Contó que proviene de “un ambiente conservador”, pero tuvo que replantearse “muchas cosas” cuando Avery le dijo a los cuatro años que no se sentía como un niño. En 2014, la madre protagonizó un vídeo que se hizo viral, cuando, “por suerte”, lo viral estaba en pañales. En 2017, Avery ocupó la portada de la revista National Geographic, con el titular Revolución de género. Eran otros tiempos. “Creo que la reacción violenta vino al comprobar que no pensábamos callarnos. A las personas trans se les permitió existir mientras permanecieron en silencio; se supone que no pueden estar orgullosos de sí mismos. Pero sería una manera horrible de ir por la vida: ocultando, o no pudiendo expresar, quién eres realmente”. Jackson está acostumbrada que le digan cosas horribles sobre el modo en el que cría a Avery, pero el recrudecimiento de los ataques de los últimos “dos o tres años” acabó quebrándola.

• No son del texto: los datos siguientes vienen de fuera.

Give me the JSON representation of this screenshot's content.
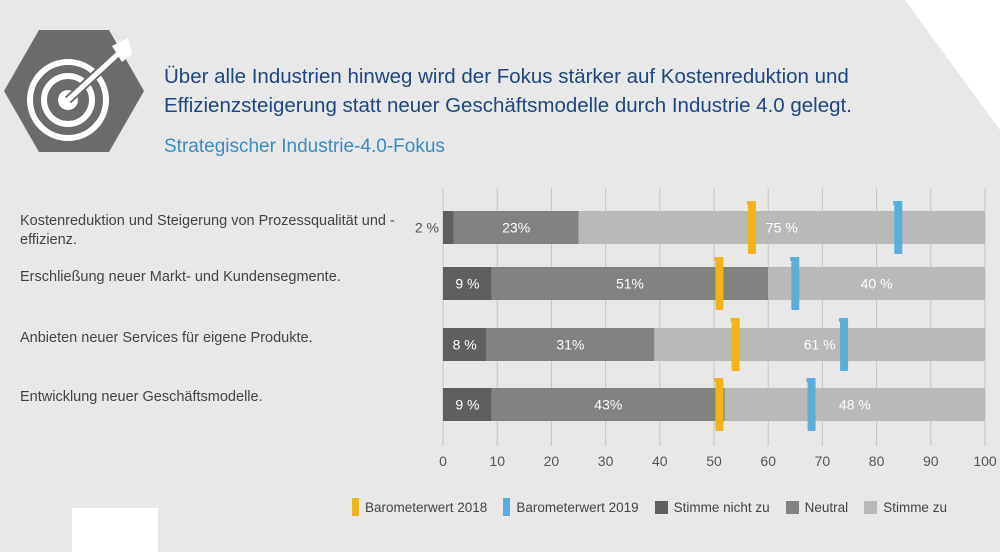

Dar la cara también le ha terminado pasando factura a Becky Hormuth. Al término de la conversación en su casa de Wentzville, explicó que algunas de las familias con las que se organiza para defender sus derechos han decidido dejar de aparecer en la prensa, por las consecuencias que eso acarrea y los escasos resultados que obtienen a la hora de influir en el ánimo de los politicos republicanos. Antes de despedirse, repasó en el porche algunos de los lugares, de Nueva York a Seattle, a los que varias de ellas se han mudado para que sus hijos puedan seguir el tratamiento. Fue otra prueba más: la lista de los que se van no para de crecer.